Reputation: 141
I am trying to download several PDFs which are located in different hyperlinks in a single URL. My approach was first to retrieve the the URLs with contained the "fileEntryId" text which contains the PDFs, according to this link and secondly try to download the PDF files using this approach link.
This is "my" code so far:
import httplib2
from bs4 import BeautifulSoup, SoupStrainer
import re
import os
import requests
from urllib.parse import urljoin
http = httplib2.Http()
status, response = http.request('https://www.contraloria.gov.co/resultados/proceso-auditor/auditorias-liberadas/regalias/auditorias-regalias-liberadas-ano-2015')
for link in BeautifulSoup(response, 'html.parser', parse_only=SoupStrainer('a', href=re.compile('.*fileEntryId.*'))):
if link.has_attr('href'):
x=link['href']
#If there is no such folder, the script will create one automatically
folder_location = r'c:\webscraping'
if not os.path.exists(folder_location):os.mkdir(folder_location)
response = requests.get(x)
soup= BeautifulSoup(response.text, "html.parser")
for link in soup.select("x"):
#Name the pdf files using the last portion of each link which are unique in this case
filename = os.path.join(folder_location,link['href'].split('/')[-1])
with open(filename, 'wb') as f:
f.write(requests.get(urljoin(url,link['href'])).content)
Thank you
Upvotes: 0
Views: 255
Reputation: 154
Create a folder anywhere and put the script in that folder. When you run the script, you should get the downloaded pdf files within the folder.

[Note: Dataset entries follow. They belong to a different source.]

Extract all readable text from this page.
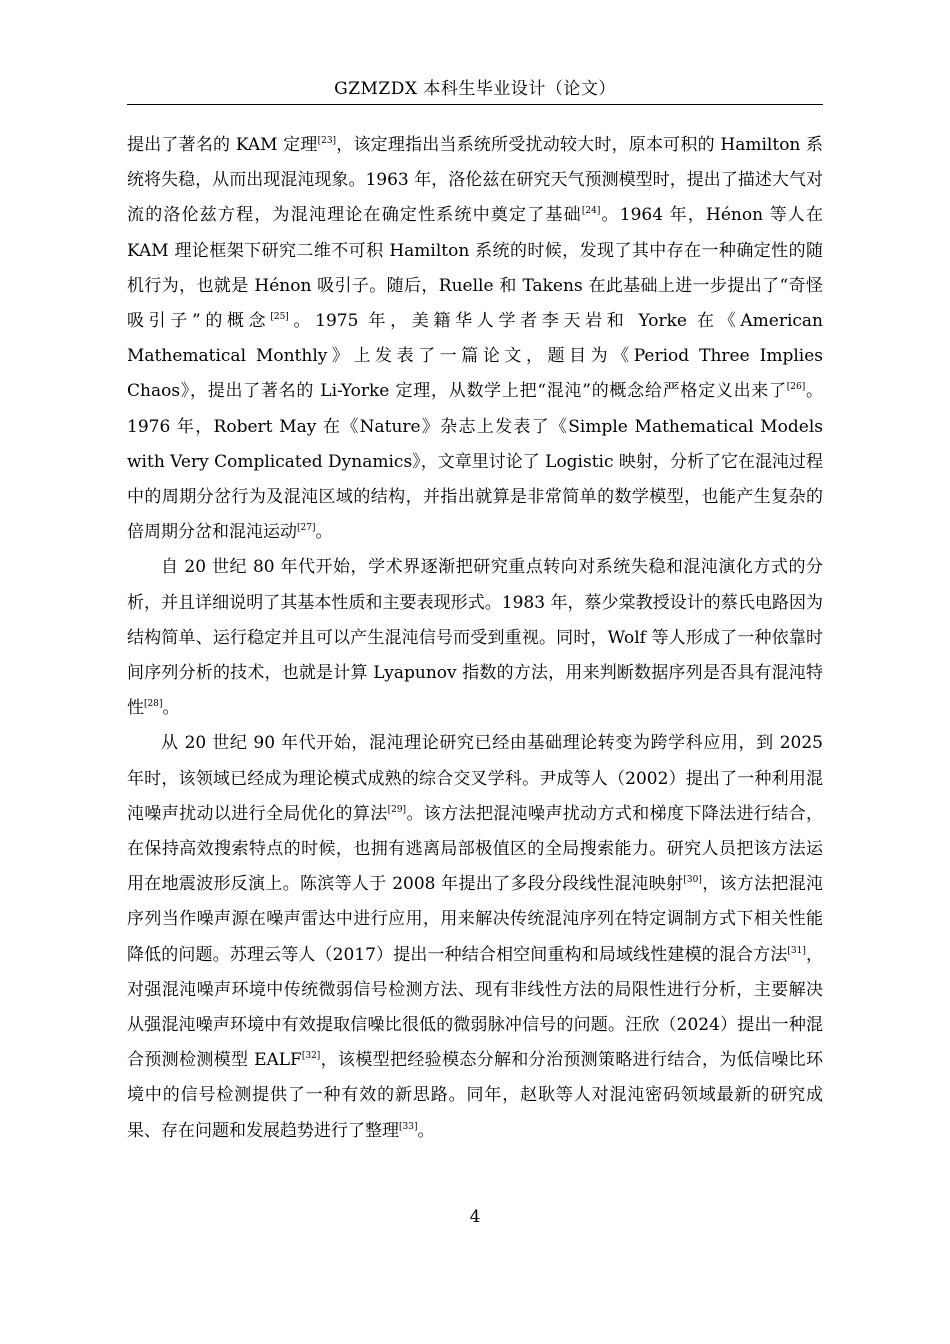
GZMZDX 本科生毕业设计（论文）

提出了著名的 KAM 定理[23]，该定理指出当系统所受扰动较大时，原本可积的 Hamilton 系统将失稳，从而出现混沌现象。1963 年，洛伦兹在研究天气预测模型时，提出了描述大气对流的洛伦兹方程，为混沌理论在确定性系统中奠定了基础[24]。1964 年，Hénon 等人在 KAM 理论框架下研究二维不可积 Hamilton 系统的时候，发现了其中存在一种确定性的随机行为，也就是 Hénon 吸引子。随后，Ruelle 和 Takens 在此基础上进一步提出了“奇怪吸引子”的概念[25]。1975 年，美籍华人学者李天岩和 Yorke 在《American Mathematical Monthly》上发表了一篇论文，题目为《Period Three Implies Chaos》，提出了著名的 Li-Yorke 定理，从数学上把“混沌”的概念给严格定义出来了[26]。1976 年，Robert May 在《Nature》杂志上发表了《Simple Mathematical Models with Very Complicated Dynamics》，文章里讨论了 Logistic 映射，分析了它在混沌过程中的周期分岔行为及混沌区域的结构，并指出就算是非常简单的数学模型，也能产生复杂的倍周期分岔和混沌运动[27]。

自 20 世纪 80 年代开始，学术界逐渐把研究重点转向对系统失稳和混沌演化方式的分析，并且详细说明了其基本性质和主要表现形式。1983 年，蔡少棠教授设计的蔡氏电路因为结构简单、运行稳定并且可以产生混沌信号而受到重视。同时，Wolf 等人形成了一种依靠时间序列分析的技术，也就是计算 Lyapunov 指数的方法，用来判断数据序列是否具有混沌特性[28]。

从 20 世纪 90 年代开始，混沌理论研究已经由基础理论转变为跨学科应用，到 2025 年时，该领域已经成为理论模式成熟的综合交叉学科。尹成等人（2002）提出了一种利用混沌噪声扰动以进行全局优化的算法[29]。该方法把混沌噪声扰动方式和梯度下降法进行结合，在保持高效搜索特点的时候，也拥有逃离局部极值区的全局搜索能力。研究人员把该方法运用在地震波形反演上。陈滨等人于 2008 年提出了多段分段线性混沌映射[30]，该方法把混沌序列当作噪声源在噪声雷达中进行应用，用来解决传统混沌序列在特定调制方式下相关性能降低的问题。苏理云等人（2017）提出一种结合相空间重构和局域线性建模的混合方法[31]，对强混沌噪声环境中传统微弱信号检测方法、现有非线性方法的局限性进行分析，主要解决从强混沌噪声环境中有效提取信噪比很低的微弱脉冲信号的问题。汪欣（2024）提出一种混合预测检测模型 EALF[32]，该模型把经验模态分解和分治预测策略进行结合，为低信噪比环境中的信号检测提供了一种有效的新思路。同年，赵耿等人对混沌密码领域最新的研究成果、存在问题和发展趋势进行了整理[33]。

4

If for some reason the script doesn't work for you, make sure to check whether your bs4 version is up to date as I've used pseudo css selectors to target the required links.
import requests
from bs4 import BeautifulSoup
link = 'https://www.contraloria.gov.co/resultados/proceso-auditor/auditorias-liberadas/regalias/auditorias-regalias-liberadas-ano-2015'
with requests.Session() as s:
s.headers['User-Agent'] = 'Mozilla/5.0 (Windows NT 6.1) AppleWebKit/537.36 (KHTML, like Gecko) Chrome/88.0.4324.150 Safari/537.36'
res = s.get(link)
soup = BeautifulSoup(res.text,"lxml")
for item in soup.select("table.table > tbody.table-data td.first > a[href*='fileEntryId']"):
inner_link = item.get("href")
resp = s.get(inner_link)
soup = BeautifulSoup(resp.text,"lxml")
pdf_link = soup.select_one("a.taglib-icon:contains('Descargar')").get("href")
file_name = pdf_link.split("/")[-1].split("?")[0]
with open(f"{file_name}.pdf","wb") as f:
f.write(s.get(pdf_link).content)
Upvotes: 1